The city, like Chiapas, has a revolutionary spirit, most recently manifested in the Zapatista movement. The historic downtown is nicely preserved, and there's a srong expatriate presence. However, unlike San Miguel de Allende, for example, the expatriate community is diverse; there seem to be more people of European and even Middle Eastern origin than Americans or Canadians. And at an elevation of nearly 7,000 feet, the climate is invigorating, especially in the dry winter months.
We were fortunate in our choice, through AirBnB, of a place to spend our week in San Cristobal de las Casas. We rented a small apartment, part of a larger home, on a narrow cobblestone street about ten minutes walk from the main tourist areas. From the outside, below, the house was not particularly attractive or impressive. It was number 7.
But immediately on opening the door, we were astonished by the gardens and the view. It was absolutely delightful, and the owners couldn't have been nicer.
|We had an excellent kitchen and a living room with a fireplace that we used every night -- that invigorating climate!|
We spent a good deal of time just walking around the city, and there was always something to see.
There seemed to be a demonstration around the central square nearly every day. The women below were protesting some government program that they believed would harm the environment. The "defense of mother earth" is an ongoing theme of the Zapatista movement, though this particular group calls itself the National Organizaion of People's Power.

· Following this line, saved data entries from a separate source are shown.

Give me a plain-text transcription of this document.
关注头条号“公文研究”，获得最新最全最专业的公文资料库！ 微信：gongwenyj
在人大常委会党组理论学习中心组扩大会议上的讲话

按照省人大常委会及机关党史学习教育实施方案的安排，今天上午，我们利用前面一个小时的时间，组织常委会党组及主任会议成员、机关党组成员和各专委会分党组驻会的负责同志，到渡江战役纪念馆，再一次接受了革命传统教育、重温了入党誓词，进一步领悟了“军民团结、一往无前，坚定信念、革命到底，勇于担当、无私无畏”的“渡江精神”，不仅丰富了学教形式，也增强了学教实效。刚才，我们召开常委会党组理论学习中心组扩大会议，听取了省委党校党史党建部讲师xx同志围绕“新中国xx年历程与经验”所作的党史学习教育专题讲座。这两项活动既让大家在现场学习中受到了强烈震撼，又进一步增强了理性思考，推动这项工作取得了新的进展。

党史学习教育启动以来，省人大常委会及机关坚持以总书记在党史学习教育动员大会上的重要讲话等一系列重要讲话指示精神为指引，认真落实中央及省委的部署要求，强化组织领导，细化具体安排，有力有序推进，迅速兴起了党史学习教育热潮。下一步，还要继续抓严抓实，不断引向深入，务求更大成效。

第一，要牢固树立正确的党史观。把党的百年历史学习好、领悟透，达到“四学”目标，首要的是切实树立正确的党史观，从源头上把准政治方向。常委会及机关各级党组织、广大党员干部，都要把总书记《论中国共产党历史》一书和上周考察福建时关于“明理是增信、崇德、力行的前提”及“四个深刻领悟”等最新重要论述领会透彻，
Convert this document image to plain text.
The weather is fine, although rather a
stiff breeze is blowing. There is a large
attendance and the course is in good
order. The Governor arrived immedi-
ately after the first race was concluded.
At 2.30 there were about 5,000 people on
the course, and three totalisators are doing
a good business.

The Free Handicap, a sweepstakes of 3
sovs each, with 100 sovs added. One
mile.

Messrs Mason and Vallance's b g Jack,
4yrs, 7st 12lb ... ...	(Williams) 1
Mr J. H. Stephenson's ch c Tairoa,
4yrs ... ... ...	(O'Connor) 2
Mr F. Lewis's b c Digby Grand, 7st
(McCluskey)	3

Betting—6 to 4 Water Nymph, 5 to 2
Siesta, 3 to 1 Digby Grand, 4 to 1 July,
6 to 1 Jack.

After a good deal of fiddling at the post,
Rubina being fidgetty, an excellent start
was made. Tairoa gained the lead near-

|Poster on left said "Women of Dignity" (bandana is a Zapatista trademark); also "I am a woman, not a maid!"|
Sidetrips: ChamulaOutside San Cristobal de las Casas are smaller towns whose population is entirely Mayan. One of the best known and most visited is Chamula. Below is the town center, and the main door of Chamula's church.
We didn't take many photos in Chamula. Photography is strongly discouraged. Many Mayans do not like to have their pictures taken. Perhaps because so many tourists visit the town, Chamula is unusually strict about use of cameras.
The interior of the church, where photos are forbidden, is lit entirely by hundreds of candles. The floor is covered with a carpet of evergreen needles, and Mayan families congregate around various statues or arrays of candles laid out on the floor, praying, singing, and performing quiet rituals. We enjoyed being in the dim interior; it was cool and restful, and refreshingly non-Christian.
Sidetrips: Cañon de Sumidero
Cañon del Sumidero, about 45 minutes from San Cristobal de las Casas, is a popular attraction for Mexican tourists. Boats run up and down the Rio Grijalva, which formed the deep, narrow canyon. In some places the walls tower a kilometer above the river's surface!
The canyon and its surroundings have been made a national park. However, the capital city Tuxtla Guttierrez borders the park, and pollution from the urban area is a serious problem. It's disheartening to see eddies of rubbish at places along the river. Still, wildlife flourishes, below, and it's a beautiful place.